Acid mine drainage from coal mines in the eastern Himalayan sub-region: Hydrogeochemical processes, seasonal variations and insights from hydrogen and oxygen stable isotopes

Vivek Kumar; Dibyendu Paul; Sudhir Kumar

doi:10.1016/j.envres.2024.119086

Acid mine drainage from coal mines in the eastern Himalayan sub-region: Hydrogeochemical processes, seasonal variations and insights from hydrogen and oxygen stable isotopes

Environ Res. 2024 May 7;252(Pt 4):119086. doi: 10.1016/j.envres.2024.119086. Online ahead of print.

Authors

Vivek Kumar¹, Dibyendu Paul², Sudhir Kumar³

Affiliations

¹ Department of Environmental Studies, North-Eastern Hill University, Shillong, 793022, India. Electronic address: naturevivek001@nehu.ac.in.
² Department of Environmental Studies, North-Eastern Hill University, Shillong, 793022, India.
³ National Institute of Hydrology, Roorkee, 247667, India.

PMID: 38723986
DOI: 10.1016/j.envres.2024.119086

Abstract

Uncontrolled coal mining using non-scientific methods has presented a major threat to the quality of environment, particularly the water resources in eastern himalayan sub-region of India. Water bodies in the vicinity of mining areas are contaminated by acid mine drainage (AMD) that is released into streams and rivers. This study attempted to assess the impact of AMD, deciphering hydrogeochemical processes, seasonal fluctuations, and stable isotope features of water bodies flowing through and around coal mining areas.
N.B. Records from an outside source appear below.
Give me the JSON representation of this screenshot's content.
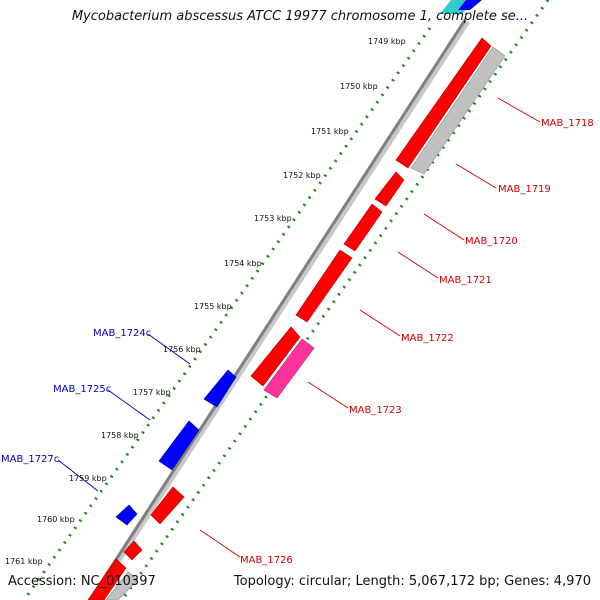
{
  "title": "Mycobacterium abscessus ATCC 19977 chromosome 1, complete se...",
  "footer": {
    "accession": "Accession: NC_010397",
    "summary": "Topology: circular; Length: 5,067,172 bp; Genes: 4,970"
  },
  "scale_ticks": [
    {
      "label": "1749 kbp"
    },
    {
      "label": "1750 kbp"
    },
    {
      "label": "1751 kbp"
    },
    {
      "label": "1752 kbp"
    },
    {
      "label": "1753 kbp"
    },
    {
      "label": "1754 kbp"
    },
    {
      "label": "1755 kbp"
    },
    {
      "label": "1756 kbp"
    },
    {
      "label": "1757 kbp"
    },
    {
      "label": "1758 kbp"
    },
    {
      "label": "1759 kbp"
    },
    {
      "label": "1760 kbp"
    },
    {
      "label": "1761 kbp"
    }
  ],
  "gene_labels": {
    "forward": [
      "MAB_1718",
      "MAB_1719",
      "MAB_1720",
      "MAB_1721",
      "MAB_1722",
      "MAB_1723",
      "MAB_1726"
    ],
    "reverse": [
      "MAB_1724c",
      "MAB_1725c",
      "MAB_1727c"
    ]
  },
  "colors": {
    "forward_cds": "#ff0000",
    "reverse_cds": "#0000ff",
    "pseudo_gray": "#c0c0c0",
    "misc_pink": "#ff3399",
    "backbone": "#808080",
    "dotted_ring": "#1a8a1a",
    "forward_label": "#d00000",
    "reverse_label": "#0000c0"
  }
}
Self-organizing maps (SOMs) used to separate and categorize AMD, AMD-impacted and non-AMD impacted water from the different study locations for two sampling seasons revealed four clusters (C), with C1 and C2 impacted by AMD, C3 and C4 showing negligible to no impact of AMD. AMD impacted water was SO₄^2- - Mg²⁺- Ca²⁺ hydrochemical type with sulphide oxidation and evaporation dominating water chemistry, followed by silicate weathering during both the sampling seasons. Water with negligible-to-no AMD-impact was Mg²⁺- Ca²⁺- SO₄^2- to Ca²⁺ - HCO₃^- to mixed hydrochemical type with rock weathering and dissolution, followed by ion exchange as major factors controlling water chemistry during both the sampling seasons. Most of physicochemical parameters of C1 and C2 exceeded the prescribed limits, whereas in C3 and C4 water samples, parameters were found within the prescribed limits. Stable isotopes of hydrogen (δ²H) and oxygen (δ¹⁸O) during post-monsoon (PoM) varied between -41.04 ‰ and -29.98 ‰, and -6.60 ‰ to -3.94 ‰; and during pre-monsoon (PrM) varied between -58.18 ‰ and - 33.76 ‰ and -8.60 ‰ to -5.46 ‰. Deuterium excess (d-excess) ranged between 1.57 ‰ and 12.47 ‰ during PoM and 5.70 ‰ to 15.17 ‰ during PrM season. The stable isotopes analysis revealed that evaporation, mineral dissolution and mixing with rainwater are the key factors in study area.

Keywords: Acid mine drainage (AMD); Coal mining; Eastern himalaya; Hydrogeochemistry; Northeast India; Stable isotopes.